Two sherds and three bases from free blown, thick-walled green and black glass wine bottles with large disk or glass tipped pontil scars were recovered from the southeastern end of site 35F. The three bases find identical shapes within the corpus of bottles manufactured in John Baker’s glasshouse at Vauxhall, the first of London’s 17th-century glasshouses to be excavated. The glasshouse opened sometime between 1663 and 1681, and had closed by 1704.
Round-base English wine bottles such as the site 35F example featured here emerged onto the mass market between 1630 and 1650. In 1696, John Houghton’s Letters for the Improvement of Commerce and Trade described the existence of 88 glasshouses in England manufacturing flint, green and ordinary glass, 24 of which were in and about London and Southwark. Nine of the latter produced bottles.
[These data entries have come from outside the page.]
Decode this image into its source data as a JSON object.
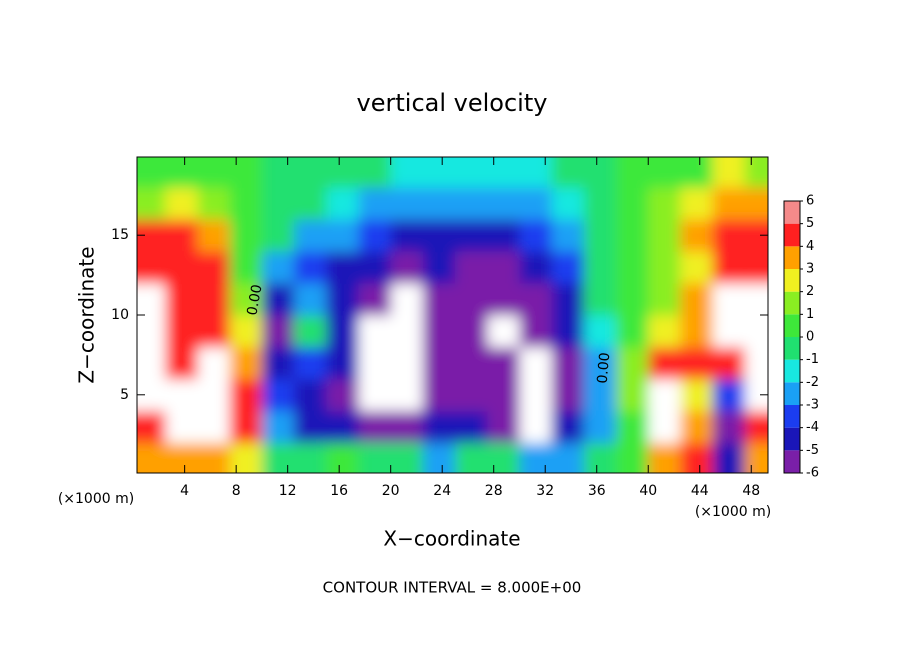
{
  "chart_data": {
    "type": "contourf",
    "title": "vertical velocity",
    "x_label": "X−coordinate",
    "y_label": "Z−coordinate",
    "x_unit_labels": [
      "(×1000 m)",
      "(×1000 m)"
    ],
    "contour_labels": [
      "0.00",
      "0.00"
    ],
    "footer": "CONTOUR INTERVAL = 8.000E+00",
    "xlim": [
      0.3,
      49.3
    ],
    "ylim": [
      0.1,
      19.9
    ],
    "xticks": [
      4,
      8,
      12,
      16,
      20,
      24,
      28,
      32,
      36,
      40,
      44,
      48
    ],
    "yticks": [
      5,
      10,
      15
    ],
    "x": [
      1.25,
      3.75,
      6.25,
      8.75,
      11.25,
      13.75,
      16.25,
      18.75,
      21.25,
      23.75,
      26.25,
      28.75,
      31.25,
      33.75,
      36.25,
      38.75,
      41.25,
      43.75,
      46.25,
      48.75
    ],
    "y": [
      1,
      3,
      5,
      7,
      9,
      11,
      13,
      15,
      17,
      19
    ],
    "z": [
      [
        4,
        4,
        4,
        3,
        0,
        0,
        0.5,
        0,
        0,
        -2,
        0,
        0,
        -2,
        -2,
        0,
        0.5,
        4,
        5,
        -4,
        4
      ],
      [
        5,
        7,
        7,
        5,
        -2,
        -4,
        -4.5,
        -5,
        -5,
        -4.5,
        -4,
        -5,
        -7,
        -4,
        -2,
        1,
        7,
        4,
        -5,
        5
      ],
      [
        7,
        7,
        7,
        4.5,
        -3.5,
        -4,
        -5,
        -7,
        -7,
        -5,
        -5,
        -5.5,
        -6.5,
        -5,
        -2.5,
        2,
        7,
        3,
        -3,
        6.5
      ],
      [
        7,
        5,
        6.5,
        4,
        -4,
        -3,
        -4,
        -7,
        -8,
        -5,
        -5.5,
        -5.5,
        -7,
        -5.5,
        -2,
        1.5,
        5,
        5,
        5,
        7
      ],
      [
        7,
        5,
        5,
        3,
        -5,
        -0.5,
        -4,
        -7,
        -8,
        -5.5,
        -5.8,
        -7,
        -5.8,
        -4.5,
        -1,
        1,
        3,
        4,
        7,
        7
      ],
      [
        6.5,
        5,
        5,
        2,
        -4,
        -2,
        -4.5,
        -5,
        -7,
        -5,
        -5.5,
        -5.5,
        -5.5,
        -4,
        -0.5,
        0.5,
        2,
        4,
        7,
        7
      ],
      [
        5,
        5,
        4.5,
        1,
        -2,
        -3.5,
        -4,
        -4.5,
        -5,
        -4.5,
        -5,
        -5,
        -4.5,
        -3,
        0,
        0.5,
        1.5,
        3,
        5,
        5
      ],
      [
        4.5,
        5,
        4,
        0.5,
        -0.5,
        -2,
        -2.5,
        -3.5,
        -4,
        -4,
        -4,
        -4,
        -3.5,
        -2,
        0,
        0.5,
        2,
        4,
        5,
        4.5
      ],
      [
        2,
        3,
        2,
        0.3,
        0,
        -0.5,
        -1,
        -2,
        -2.5,
        -2.5,
        -2.5,
        -2.5,
        -2,
        -1,
        0,
        0.3,
        1.5,
        3,
        4,
        4
      ],
      [
        0.5,
        0.5,
        0.5,
        0.3,
        0,
        0,
        -0.5,
        -0.5,
        -1,
        -1,
        -1,
        -1,
        -1,
        -0.5,
        0,
        0.3,
        0.5,
        1,
        2.5,
        2
      ]
    ],
    "levels": [
      -6,
      -5,
      -4,
      -3,
      -2,
      -1,
      0,
      1,
      2,
      3,
      4,
      5,
      6
    ],
    "colors": [
      "#7a1fa8",
      "#1a16b8",
      "#1b3df0",
      "#1aa0f5",
      "#18e8e0",
      "#20e070",
      "#3ee83a",
      "#8aee22",
      "#f0f020",
      "#ffa000",
      "#ff2020",
      "#f58a8a"
    ],
    "out_of_range_color": "#ffffff"
  }
}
Bottle typologies are typically based exclusively on rim, neck and body shape profiles, diagnostic features that are missing from the 35F assemblage. Within the several comparable typological schemes proposed by well-dated contexts, the 35F example, with its strongly rounded base and relatively steep kick-up, dates to 1640-1660/1680. This form is common on 17th-century shipwrecks, including the Dartmouth, lost off Mull, Scotland, in 1690, from which a spectrum analysis of one base revealed traces of the lees of a Bordeaux type red wine.